Keys To The Diagnostic Workup For Patients With Diabetic Foot Infections

Author(s): 
Valerie L. Schade, DPM, AACFAS, and Nathan S. Higa, DPM, AACFAS

   Aragon-Sanchez and colleagues found that limb salvage with surgical procedures localized to the foot occurred more than 90 percent of the time in patients with a limb- or life-threatening infection and at least one palpable pedal pulse.12 If monophasic signals are audible, obtain a vascular consultation. If necessary, one should administer appropriate antibiotics and maintain a clean and dry wound until vascular intervention is complete.

Evaluating The Neurological And Musculoskeletal Systems

When a patient with diabetes presents with a diabetic foot infection secondary to a foot ulcer, one can assume the patient has some component of peripheral neuropathy.

   A simple test to assess for peripheral neuropathy is the Ipswich Touch Test.13 To perform this test, the physician lightly touches or rests the tip of the index finger on the dorsum of the hallux and the tips of the first, third and fifth toes. Research has found the Ipswich Touch Test to have a 76 percent sensitivity, 90 percent specificity, a positive predictive value of 89 and negative predictive value of 77 in comparison to a vibratory threshold of ≥ 25 mV and 10-g monofilament testing at six sites on the foot for accurate diagnosis of peripheral neuropathy.13 The study also found the test to have significant interoperator reproducibility.

   The musculoskeletal examination should focus on the area from the knee to the toes. One should document a rapid assessment of muscle strength and any present deformities, including reducibility or rigidity of the deformities. Physicians can perform a more thorough musculoskeletal examination once there has been adequate treatment of the infection as this may include some level of amputation of the foot to garner control.

What The Research Shows On Wound Depth, Osteomyelitis And Other Dermatological Findings

Dermatological examination of the patient should first begin with exposure of both lower extremities from the knee to the toes. Cleanse the extremities with an antimicrobial cleanser as proper skin assessment cannot occur on skin of poor hygiene. One should take longitudinal and depth measurement of all ulcerations, including any undermining of the skin. Research has shown that wounds larger than 2 cm2 and deeper than 3 mm are associated with underlying osteomyelitis, increasing the risk of amputation.1,3,5,10 Assess wound depth by inserting a sterile cotton tip applicator, measuring stick or metal probe to the depths of the wound until you feel an endpoint.

   The landmark study by Grayson and colleagues reported that the ability to probe to bone at the base of the wound was a clinical sign of underlying osteomyelitis.14 Other authors subsequently criticized this study, noting that Grayson and colleagues performed it in patients who were hospitalized for severe diabetic foot infections and had a high pre-test prevalence of osteomyelitis.15-17

   Lavery and co-workers found that the negative predictive value of the probe to bone test was of greater clinical significance in the outpatient setting, ruling out osteomyelitis in wounds that did not probe to bone.17 However, they did agree that the ability to probe to bone in patients with severe diabetic foot infections, who have a high pretest probability of osteomyelitis, was a quick and effective means in aiding in the diagnosis.

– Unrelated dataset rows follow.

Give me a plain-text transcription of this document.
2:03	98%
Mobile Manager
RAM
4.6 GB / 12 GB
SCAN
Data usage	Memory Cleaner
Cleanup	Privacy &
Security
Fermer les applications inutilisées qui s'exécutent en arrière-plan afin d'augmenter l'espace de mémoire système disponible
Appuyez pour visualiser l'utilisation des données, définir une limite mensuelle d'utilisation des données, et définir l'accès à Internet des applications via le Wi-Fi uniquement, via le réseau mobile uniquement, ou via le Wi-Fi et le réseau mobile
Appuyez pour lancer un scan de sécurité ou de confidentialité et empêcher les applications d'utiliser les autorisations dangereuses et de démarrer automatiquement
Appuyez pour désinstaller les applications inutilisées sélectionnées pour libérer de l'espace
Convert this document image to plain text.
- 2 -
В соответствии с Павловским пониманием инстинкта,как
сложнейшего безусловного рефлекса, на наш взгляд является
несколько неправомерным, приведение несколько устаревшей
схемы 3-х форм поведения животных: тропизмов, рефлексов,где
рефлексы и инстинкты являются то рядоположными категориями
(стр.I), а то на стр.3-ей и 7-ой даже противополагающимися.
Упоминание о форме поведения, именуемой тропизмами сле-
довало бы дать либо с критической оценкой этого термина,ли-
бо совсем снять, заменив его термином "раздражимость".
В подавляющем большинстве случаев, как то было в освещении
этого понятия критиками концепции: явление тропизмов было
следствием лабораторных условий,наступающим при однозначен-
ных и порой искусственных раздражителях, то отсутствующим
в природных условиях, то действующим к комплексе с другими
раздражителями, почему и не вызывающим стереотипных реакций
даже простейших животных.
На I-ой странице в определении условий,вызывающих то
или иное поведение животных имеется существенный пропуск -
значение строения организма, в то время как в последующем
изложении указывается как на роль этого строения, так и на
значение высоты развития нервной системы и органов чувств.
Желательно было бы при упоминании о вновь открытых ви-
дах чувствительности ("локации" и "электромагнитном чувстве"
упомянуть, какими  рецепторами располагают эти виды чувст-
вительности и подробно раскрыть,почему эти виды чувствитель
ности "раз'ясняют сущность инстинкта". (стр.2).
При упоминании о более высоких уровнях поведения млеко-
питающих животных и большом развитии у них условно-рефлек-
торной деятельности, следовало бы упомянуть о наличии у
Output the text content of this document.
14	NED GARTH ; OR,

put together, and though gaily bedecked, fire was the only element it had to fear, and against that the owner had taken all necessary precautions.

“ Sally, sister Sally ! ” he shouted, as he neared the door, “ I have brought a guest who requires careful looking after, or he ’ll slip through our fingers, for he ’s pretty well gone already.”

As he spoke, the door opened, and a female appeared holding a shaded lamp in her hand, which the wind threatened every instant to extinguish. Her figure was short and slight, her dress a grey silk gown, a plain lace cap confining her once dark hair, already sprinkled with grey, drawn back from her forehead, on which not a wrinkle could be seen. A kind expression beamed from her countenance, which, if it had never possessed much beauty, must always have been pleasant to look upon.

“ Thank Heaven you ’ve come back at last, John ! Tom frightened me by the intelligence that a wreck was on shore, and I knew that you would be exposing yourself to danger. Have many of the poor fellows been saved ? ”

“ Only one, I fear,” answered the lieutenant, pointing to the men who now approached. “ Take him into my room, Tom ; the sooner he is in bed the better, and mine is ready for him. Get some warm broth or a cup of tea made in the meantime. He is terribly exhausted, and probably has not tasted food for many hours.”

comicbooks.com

   Assess the periwound skin for crepitus, induration and the extent of erythema. Crepitus is a late finding on physical exam. This finding should expedite transfer to the operating room for immediate surgical intervention. Assess erythema surrounding the ulcer using the erythema elevation test. This test differentiates between erythema secondary to inflammation, peripheral arterial disease and infection.